Auston v. Wilson
Before: Barnard
BARNARD, P. J. The plaintiffs brought this action to enjoin the enforcement of a license tax ordinance of the city of Bakersfield. This ordinance imposes a license fee of $125 per quarter upon any person, firm or corporation operating a school of cosmetology or beauty culture in said city. Only two such schools were and are operated in that city, being those run by the respective plaintiffs herein. After a hearing [125]the court found that the classification of said business was reasonable and proper, that the license fee provided for is fair, just and reasonable, that no irreparable injury would be done to the plaintiffs, and that it is not true that the license thus imposed would compel the plaintiffs to discontinue the operation of their businesses.
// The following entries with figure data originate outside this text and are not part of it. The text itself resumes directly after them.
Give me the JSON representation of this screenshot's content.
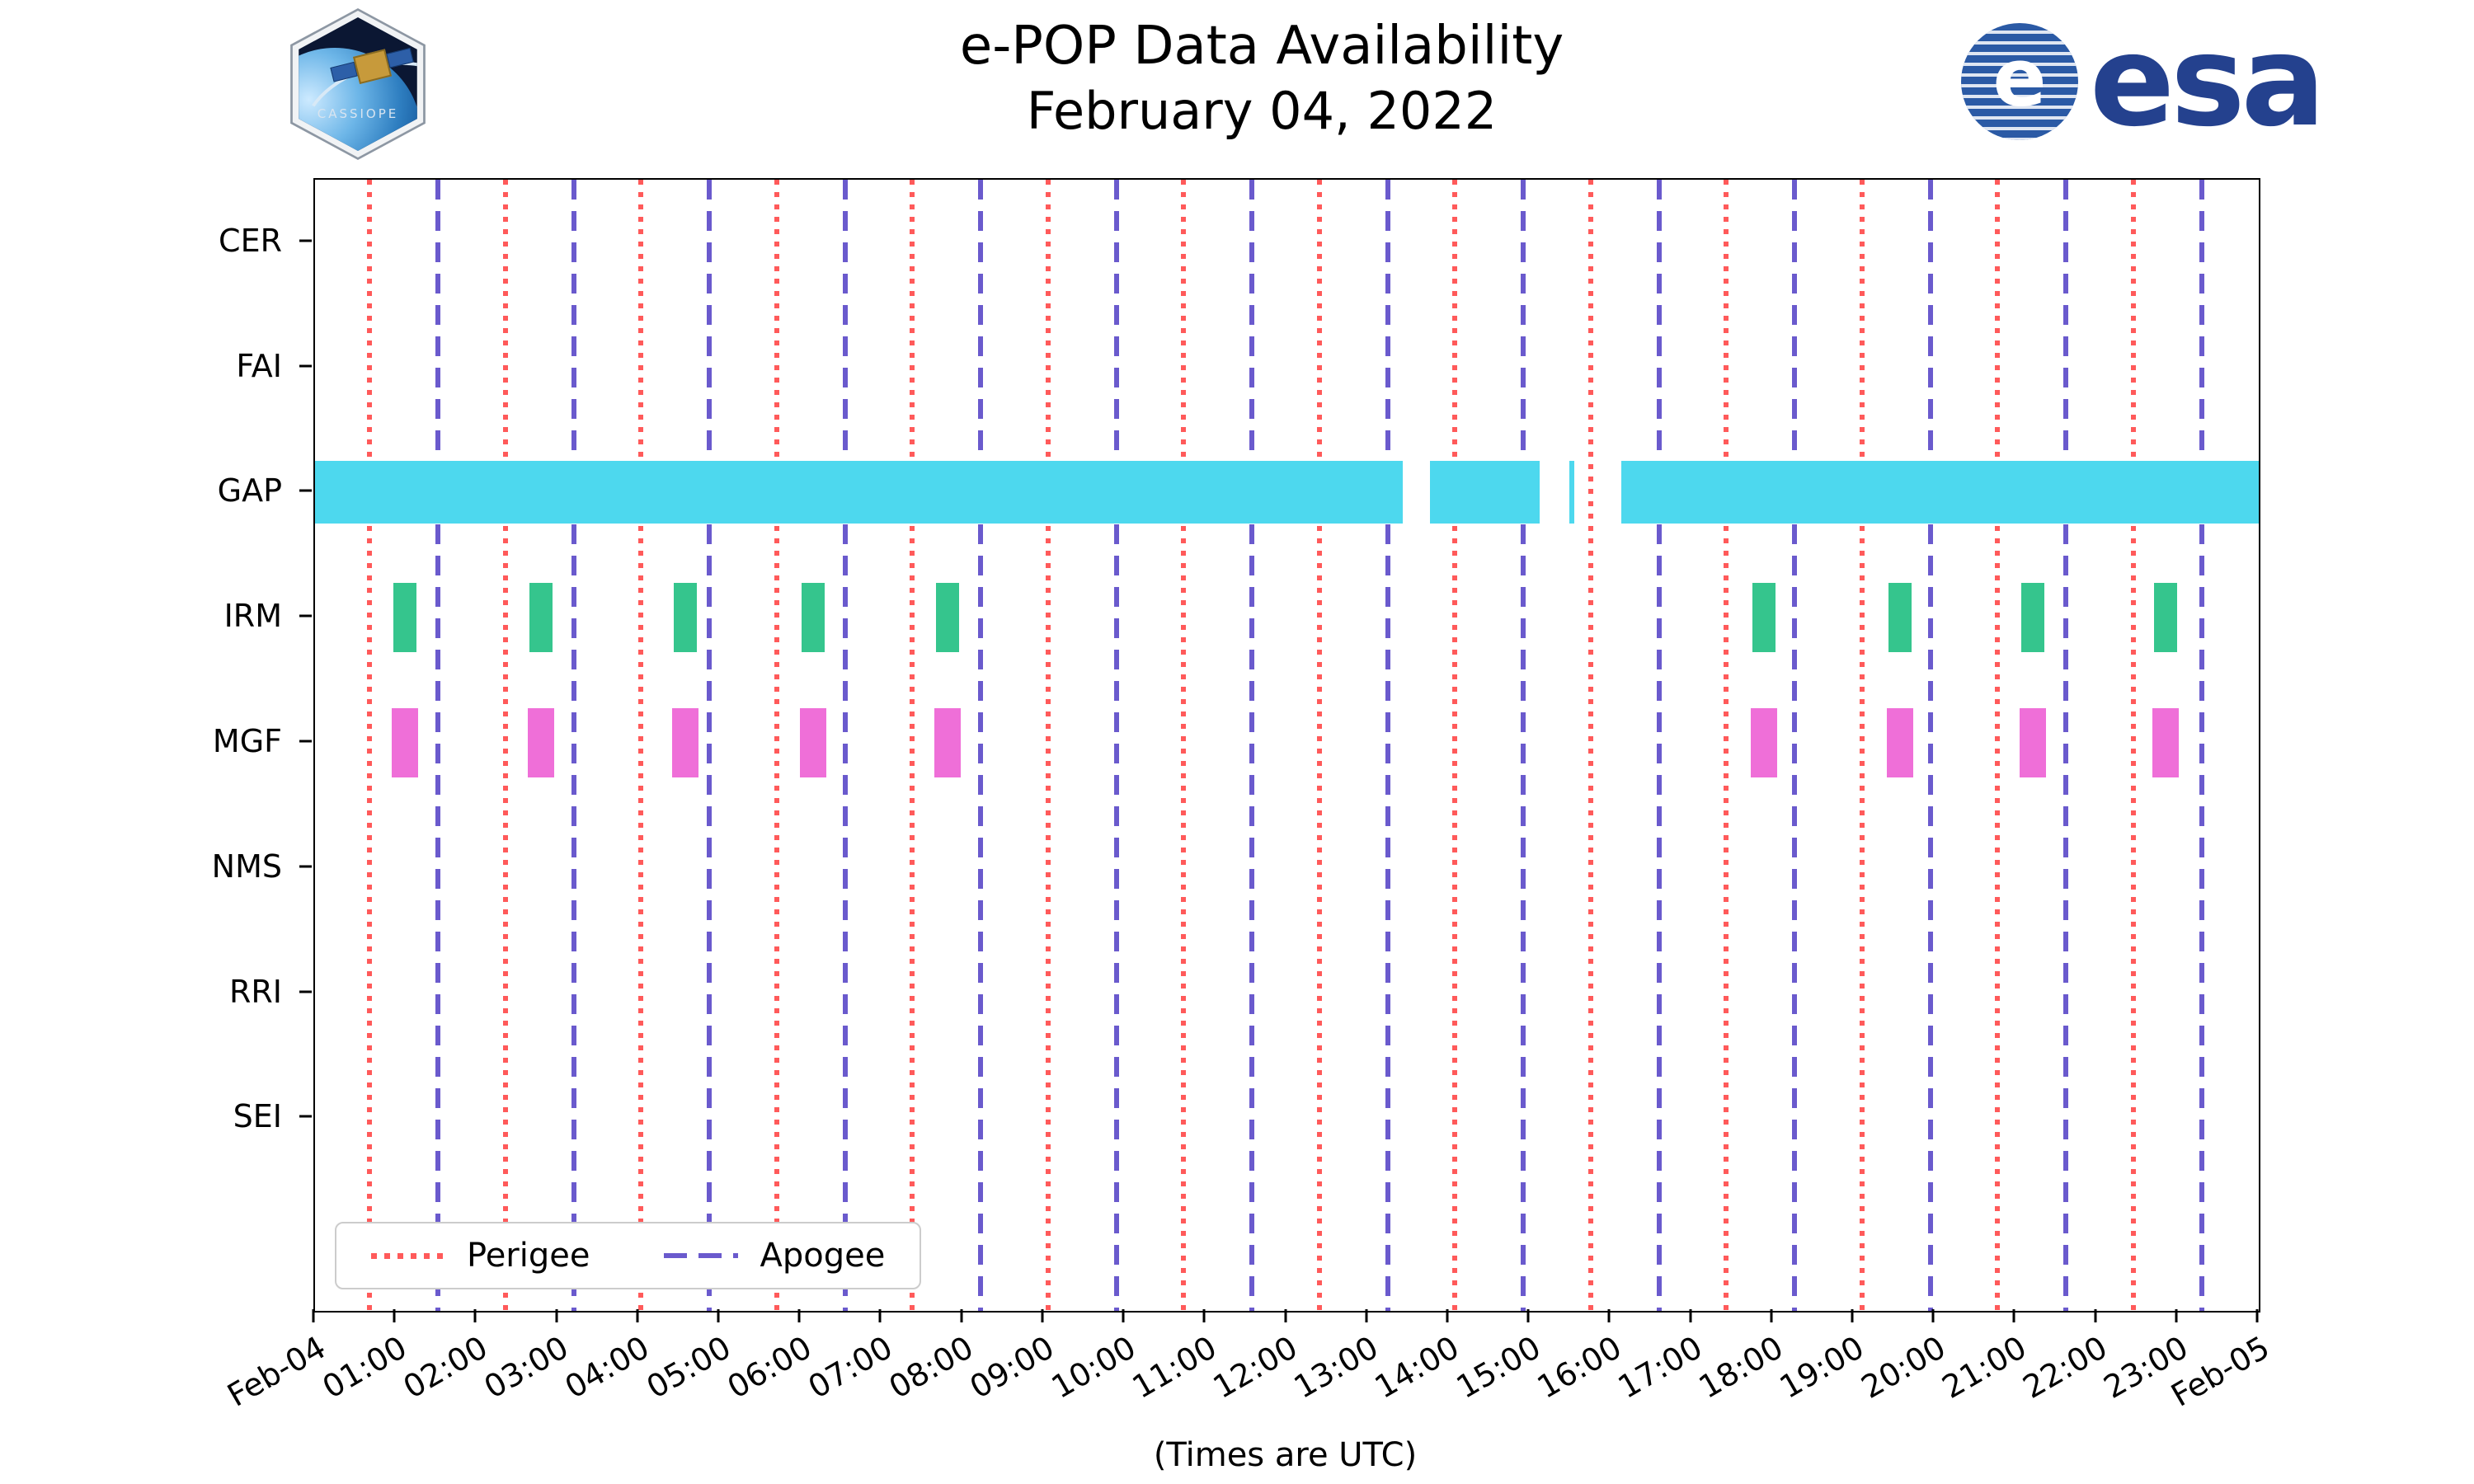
{
  "header": {
    "title_line1": "e-POP Data Availability",
    "title_line2": "February 04, 2022",
    "cassiope_label": "CASSIOPE",
    "esa_text": "esa",
    "esa_emblem_letter": "e"
  },
  "chart_data": {
    "type": "timeline",
    "title": "e-POP Data Availability",
    "subtitle": "February 04, 2022",
    "xlabel": "(Times are UTC)",
    "x_unit": "hours_utc",
    "xlim": [
      0,
      24
    ],
    "grid": false,
    "legend_position": "lower left",
    "x_ticks": [
      {
        "h": 0,
        "label": "Feb-04"
      },
      {
        "h": 1,
        "label": "01:00"
      },
      {
        "h": 2,
        "label": "02:00"
      },
      {
        "h": 3,
        "label": "03:00"
      },
      {
        "h": 4,
        "label": "04:00"
      },
      {
        "h": 5,
        "label": "05:00"
      },
      {
        "h": 6,
        "label": "06:00"
      },
      {
        "h": 7,
        "label": "07:00"
      },
      {
        "h": 8,
        "label": "08:00"
      },
      {
        "h": 9,
        "label": "09:00"
      },
      {
        "h": 10,
        "label": "10:00"
      },
      {
        "h": 11,
        "label": "11:00"
      },
      {
        "h": 12,
        "label": "12:00"
      },
      {
        "h": 13,
        "label": "13:00"
      },
      {
        "h": 14,
        "label": "14:00"
      },
      {
        "h": 15,
        "label": "15:00"
      },
      {
        "h": 16,
        "label": "16:00"
      },
      {
        "h": 17,
        "label": "17:00"
      },
      {
        "h": 18,
        "label": "18:00"
      },
      {
        "h": 19,
        "label": "19:00"
      },
      {
        "h": 20,
        "label": "20:00"
      },
      {
        "h": 21,
        "label": "21:00"
      },
      {
        "h": 22,
        "label": "22:00"
      },
      {
        "h": 23,
        "label": "23:00"
      },
      {
        "h": 24,
        "label": "Feb-05"
      }
    ],
    "rows": [
      {
        "label": "CER",
        "color": "#999999",
        "segments": []
      },
      {
        "label": "FAI",
        "color": "#999999",
        "segments": []
      },
      {
        "label": "GAP",
        "color": "#4dd8ee",
        "segments": [
          [
            0,
            13.43
          ],
          [
            13.77,
            15.12
          ],
          [
            15.49,
            15.55
          ],
          [
            16.13,
            24
          ]
        ]
      },
      {
        "label": "IRM",
        "color": "#35c58d",
        "segments": [
          [
            0.97,
            1.25
          ],
          [
            2.65,
            2.93
          ],
          [
            4.43,
            4.71
          ],
          [
            6.01,
            6.29
          ],
          [
            7.67,
            7.95
          ],
          [
            17.75,
            18.03
          ],
          [
            19.43,
            19.71
          ],
          [
            21.07,
            21.35
          ],
          [
            22.71,
            22.99
          ]
        ]
      },
      {
        "label": "MGF",
        "color": "#ef6fd8",
        "segments": [
          [
            0.95,
            1.27
          ],
          [
            2.63,
            2.95
          ],
          [
            4.41,
            4.73
          ],
          [
            5.99,
            6.31
          ],
          [
            7.65,
            7.97
          ],
          [
            17.73,
            18.05
          ],
          [
            19.41,
            19.73
          ],
          [
            21.05,
            21.37
          ],
          [
            22.69,
            23.01
          ]
        ]
      },
      {
        "label": "NMS",
        "color": "#999999",
        "segments": []
      },
      {
        "label": "RRI",
        "color": "#999999",
        "segments": []
      },
      {
        "label": "SEI",
        "color": "#999999",
        "segments": []
      }
    ],
    "event_lines": {
      "perigee": {
        "label": "Perigee",
        "color": "#ff5a5a",
        "style": "dotted",
        "times": [
          0.67,
          2.35,
          4.02,
          5.7,
          7.37,
          9.05,
          10.72,
          12.4,
          14.07,
          15.75,
          17.42,
          19.1,
          20.77,
          22.45
        ]
      },
      "apogee": {
        "label": "Apogee",
        "color": "#6a5acd",
        "style": "dashed",
        "times": [
          1.52,
          3.2,
          4.87,
          6.55,
          8.22,
          9.9,
          11.57,
          13.25,
          14.92,
          16.6,
          18.27,
          19.95,
          21.62,
          23.3
        ]
      }
    }
  }
}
From the judgment entered this appeal was taken.
The appellants contend that this ordinance is arbitrary, unreasonable, exorbitant and oppressive because of its amount, and therefore void. They concede that the classification of this as a separate business is proper, and further concede that such ordinances are presumed to be constitutional and that every intendment is in favor of the findings of the trial court. In support of their contention that this license fee is unreasonable and oppressive they point out evidence in the record showing that a much smaller fee was imposed by this ordinance upon some seventeen other kinds of business, that a smaller fee is charged for the privilege of operating schools of cosmetology in some eight other cities in this state, and that one of these schools made a net profit of about $2,400 and $1900, respectively, in the two years next preceding the imposition of this license, and the other made a net profit of about $600 and about $1800 in the same years.
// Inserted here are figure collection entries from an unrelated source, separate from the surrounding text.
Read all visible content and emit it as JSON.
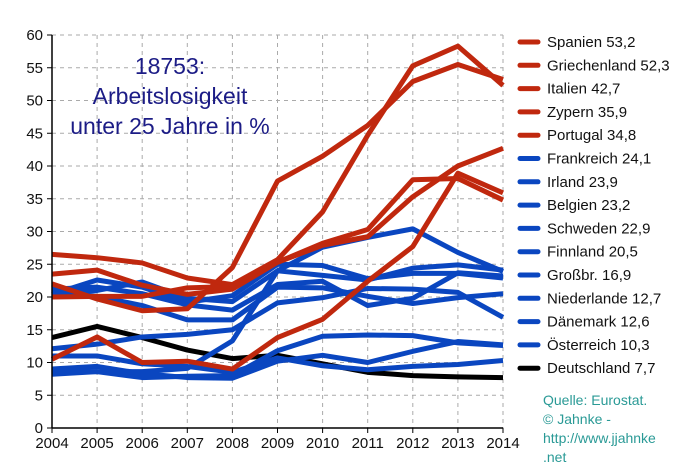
{
  "chart_data": {
    "type": "line",
    "title": [
      "18753:",
      "Arbeitslosigkeit",
      "unter 25 Jahre in %"
    ],
    "xlabel": "",
    "ylabel": "",
    "x": [
      2004,
      2005,
      2006,
      2007,
      2008,
      2009,
      2010,
      2011,
      2012,
      2013,
      2014
    ],
    "ylim": [
      0,
      60
    ],
    "yticks": [
      0,
      5,
      10,
      15,
      20,
      25,
      30,
      35,
      40,
      45,
      50,
      55,
      60
    ],
    "grid": true,
    "legend_position": "right",
    "series": [
      {
        "name": "Spanien 53,2",
        "color": "#c0280e",
        "values": [
          22.0,
          19.7,
          17.9,
          18.2,
          24.5,
          37.7,
          41.5,
          46.2,
          52.9,
          55.5,
          53.2
        ]
      },
      {
        "name": "Griechenland 52,3",
        "color": "#c0280e",
        "values": [
          26.5,
          26.0,
          25.2,
          22.9,
          21.9,
          25.7,
          33.0,
          44.7,
          55.3,
          58.3,
          52.3
        ]
      },
      {
        "name": "Italien 42,7",
        "color": "#c0280e",
        "values": [
          23.5,
          24.1,
          21.8,
          20.4,
          21.2,
          25.3,
          27.9,
          29.2,
          35.3,
          40.0,
          42.7
        ]
      },
      {
        "name": "Zypern 35,9",
        "color": "#c0280e",
        "values": [
          10.5,
          13.9,
          10.0,
          10.2,
          9.0,
          13.8,
          16.6,
          22.4,
          27.7,
          38.9,
          35.9
        ]
      },
      {
        "name": "Portugal 34,8",
        "color": "#c0280e",
        "values": [
          20.0,
          20.1,
          20.1,
          21.4,
          21.6,
          25.3,
          28.2,
          30.3,
          37.9,
          38.1,
          34.8
        ]
      },
      {
        "name": "Frankreich 24,1",
        "color": "#0a46c0",
        "values": [
          20.6,
          21.0,
          22.3,
          19.8,
          19.3,
          24.0,
          23.3,
          22.6,
          24.4,
          24.9,
          24.1
        ]
      },
      {
        "name": "Irland 23,9",
        "color": "#0a46c0",
        "values": [
          8.7,
          8.6,
          8.6,
          9.1,
          13.3,
          24.0,
          27.6,
          29.1,
          30.4,
          26.8,
          23.9
        ]
      },
      {
        "name": "Belgien 23,2",
        "color": "#0a46c0",
        "values": [
          21.2,
          21.5,
          20.5,
          18.8,
          18.0,
          21.9,
          22.4,
          18.7,
          19.8,
          23.7,
          23.2
        ]
      },
      {
        "name": "Schweden 22,9",
        "color": "#0a46c0",
        "values": [
          20.4,
          22.6,
          21.5,
          19.2,
          20.2,
          25.0,
          24.8,
          22.8,
          23.6,
          23.6,
          22.9
        ]
      },
      {
        "name": "Finnland 20,5",
        "color": "#0a46c0",
        "values": [
          20.7,
          20.1,
          18.7,
          16.5,
          16.5,
          21.5,
          21.4,
          20.1,
          19.0,
          19.9,
          20.5
        ]
      },
      {
        "name": "Großbr. 16,9",
        "color": "#0a46c0",
        "values": [
          12.1,
          12.8,
          13.9,
          14.3,
          15.0,
          19.1,
          19.9,
          21.3,
          21.2,
          20.7,
          16.9
        ]
      },
      {
        "name": "Niederlande 12,7",
        "color": "#0a46c0",
        "values": [
          9.0,
          9.4,
          8.3,
          7.7,
          7.6,
          10.2,
          11.1,
          10.0,
          11.7,
          13.2,
          12.7
        ]
      },
      {
        "name": "Dänemark 12,6",
        "color": "#0a46c0",
        "values": [
          8.2,
          8.6,
          7.7,
          7.9,
          8.0,
          11.8,
          14.0,
          14.2,
          14.1,
          13.0,
          12.6
        ]
      },
      {
        "name": "Österreich 10,3",
        "color": "#0a46c0",
        "values": [
          11.0,
          11.0,
          9.8,
          9.4,
          8.5,
          10.7,
          9.5,
          8.9,
          9.4,
          9.7,
          10.3
        ]
      },
      {
        "name": "Deutschland 7,7",
        "color": "#000000",
        "values": [
          13.8,
          15.5,
          13.8,
          11.9,
          10.6,
          11.1,
          9.8,
          8.5,
          8.0,
          7.8,
          7.7
        ]
      }
    ],
    "source": [
      "Quelle: Eurostat.",
      "© Jahnke -",
      "http://www.jjahnke",
      ".net"
    ]
  }
}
The appellants rely on certain cases from other jurisdictions, including Bryan v. City of Malvern, 122 Ark. 379 [183 S. W. 957] , Hirschfield v. Dallas, 29 Tex. App. 242 [15 S. W. 124], and City of Mankato v. Fowler, 32 Minn. 364 [20 N. W. 361], in which license fees of $600, $500 and $300 per annum, respectively, were held illegal and void. In the first and third of these cases the decision was based upon the fact that the legislative body was only authorized to impose licenses for the purpose of regulation under the police power and that it did not appear that any such amount was needed for that purpose. In the second of these cases it was held that the evidence was sufficient to show that the fee imposed would have the effect of prohibiting the business.